Nuevo suspiro, tan profundo que parecía extraer aire de sus entrañas más recónditas.

Una. Quedaba un aula.

Sophie había ganado algo de entereza gracias al resultado tranquilizador de sus tres primeras comprobaciones.

Dio unos pasos más y se situó ante la cuarta puerta, aunque en esta ocasión tuvo la precaución de mantenerse algo ladeada para no ofrecer un blanco tan fácil a quien pudiera estar dentro.

Alargó el brazo, abrió su mano, acarició el picaporte, retardando el instante en que —rogaba por ello con el corazón bombeándole a toda velocidad— confirmaría que el aula estaba cerrada.

Giró su mano. Y el pomo, materializando en esta ocasión la peor alternativa, giró con ella.

La clase estaba abierta.

¿Un despiste de la compañera que la había limpiado un rato antes?

Sophie maldijo en silencio. Todavía no se había atrevido a empujar la puerta, continuaba con la mano agarrada al picaporte. Volvió la cabeza hacia el recodo del pasillo por el que había venido, el punto a partir del cual, en dirección contraria, comenzaba el camino que conducía hasta la tranquilizadora zona de los despachos, donde permanecía trabajando su jefe.

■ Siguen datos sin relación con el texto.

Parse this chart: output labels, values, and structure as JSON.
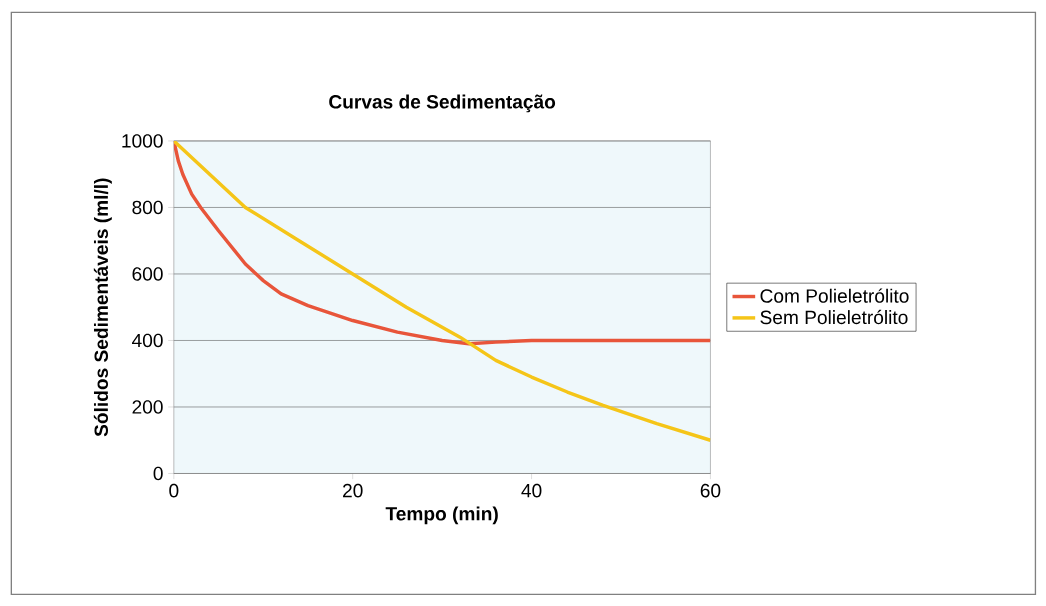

El ominoso recuerdo del crimen de Delaveau tomó forma en su memoria, lo que no ayudó a tranquilizarla. Pero aquel caso se había resuelto con la muerte del asesino...

¿Continuaba o no? Se lo planteó una vez más, la última.

Estaba a punto de entrar en una clase donde podía haber un ladrón escondido, tenía que pensar muy bien su próximo paso.

Una idea le dio fuerzas: se trataba de un ladrón de taquillas de adolescentes, por Dios. ¿Acaso aquel era un perfil que podía asustarla? ¿Acaso no daban más miedo algunos de los chavales que estaban allí matriculados?

Sophie Renard abrió la puerta de golpe y se lanzó hacia los interruptores para iluminar el aula.

De pronto, cayó en la cuenta de que aquel movimiento era demasiado previsible. Tarde. Una mano enguantada se cerraba sobre su boca y la empujaba hacia atrás. No pudo gritar. El pánico se adueñó de su cuerpo, inmovilizándola de forma más eficaz incluso que su agresor, y la convirtió en la más propicia de las víctimas.